Numerical differences between C and OpenCL #2353
Replies: 6 comments
-
|
This is a very quick and incomplete answer:
Scan in Futhark represents a prefix sum computation, hence it requires an associative operator. Yours is not, which i suspect is why it leads to different results. Moreover the differentiation of scan also require an associative operator. ie gives incorrect results if the operator is not associative.

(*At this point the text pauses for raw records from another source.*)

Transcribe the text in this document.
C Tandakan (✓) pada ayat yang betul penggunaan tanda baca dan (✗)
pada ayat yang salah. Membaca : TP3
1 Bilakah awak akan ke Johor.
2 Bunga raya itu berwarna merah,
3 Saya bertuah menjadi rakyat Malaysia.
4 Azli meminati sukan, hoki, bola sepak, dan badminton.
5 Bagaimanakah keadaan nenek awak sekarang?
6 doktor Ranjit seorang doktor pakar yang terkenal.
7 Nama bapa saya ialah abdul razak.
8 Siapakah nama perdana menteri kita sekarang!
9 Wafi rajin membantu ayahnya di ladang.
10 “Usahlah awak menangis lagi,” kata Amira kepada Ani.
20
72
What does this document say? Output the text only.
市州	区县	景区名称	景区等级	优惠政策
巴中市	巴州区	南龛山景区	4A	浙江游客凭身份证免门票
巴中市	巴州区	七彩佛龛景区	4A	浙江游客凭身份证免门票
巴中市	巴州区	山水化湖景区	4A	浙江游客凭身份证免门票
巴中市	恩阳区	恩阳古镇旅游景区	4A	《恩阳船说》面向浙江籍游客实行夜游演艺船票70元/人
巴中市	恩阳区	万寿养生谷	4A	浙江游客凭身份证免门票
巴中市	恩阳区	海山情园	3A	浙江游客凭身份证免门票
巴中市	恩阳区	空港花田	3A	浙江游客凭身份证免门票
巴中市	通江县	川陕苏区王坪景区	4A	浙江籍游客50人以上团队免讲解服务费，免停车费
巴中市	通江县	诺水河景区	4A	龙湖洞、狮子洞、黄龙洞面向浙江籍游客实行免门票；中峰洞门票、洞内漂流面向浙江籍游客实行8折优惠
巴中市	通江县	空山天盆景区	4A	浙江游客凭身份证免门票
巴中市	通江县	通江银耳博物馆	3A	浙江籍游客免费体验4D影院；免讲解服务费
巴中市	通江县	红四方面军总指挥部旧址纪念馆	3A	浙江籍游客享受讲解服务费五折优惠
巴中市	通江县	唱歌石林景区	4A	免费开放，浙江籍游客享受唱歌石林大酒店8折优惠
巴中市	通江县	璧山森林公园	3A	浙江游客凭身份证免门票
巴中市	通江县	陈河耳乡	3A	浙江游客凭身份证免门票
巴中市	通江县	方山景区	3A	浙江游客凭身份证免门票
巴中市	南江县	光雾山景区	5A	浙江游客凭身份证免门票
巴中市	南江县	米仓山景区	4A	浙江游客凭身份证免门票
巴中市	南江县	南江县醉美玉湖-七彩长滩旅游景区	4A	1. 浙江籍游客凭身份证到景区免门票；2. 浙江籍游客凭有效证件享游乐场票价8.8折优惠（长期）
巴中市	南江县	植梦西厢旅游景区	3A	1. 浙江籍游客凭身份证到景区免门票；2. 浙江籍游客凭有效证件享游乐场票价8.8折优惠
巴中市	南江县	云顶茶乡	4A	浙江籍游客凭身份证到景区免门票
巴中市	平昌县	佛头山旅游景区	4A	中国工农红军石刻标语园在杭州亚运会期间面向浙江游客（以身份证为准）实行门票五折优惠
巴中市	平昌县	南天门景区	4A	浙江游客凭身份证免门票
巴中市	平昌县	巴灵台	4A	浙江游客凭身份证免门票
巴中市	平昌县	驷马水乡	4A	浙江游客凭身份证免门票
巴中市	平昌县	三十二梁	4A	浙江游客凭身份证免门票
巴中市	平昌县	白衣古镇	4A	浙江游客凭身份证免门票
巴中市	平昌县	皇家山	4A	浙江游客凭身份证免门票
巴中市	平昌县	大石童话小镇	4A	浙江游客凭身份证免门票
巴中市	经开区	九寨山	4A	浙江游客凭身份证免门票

Since we are talking associativity, this also answers the type question: a -> b -> a dors not make sense in what associativity is concerned.
(Folds have sequential semantics and their parallelization can be achieved by a map-reduce or map-scan composition, where both reduce and scan requires associative operators, ie a -> a -> a
With Best regards,
Cosmin
…________________________________
From: Lennart Landsmeer ***@***.***>
Sent: Thursday, January 22, 2026 11:34:33 PM
To: diku-dk/futhark
Cc: Subscribed
Subject: [diku-dk/futhark] Numerical differences between C and OpenCL (Discussion #2353)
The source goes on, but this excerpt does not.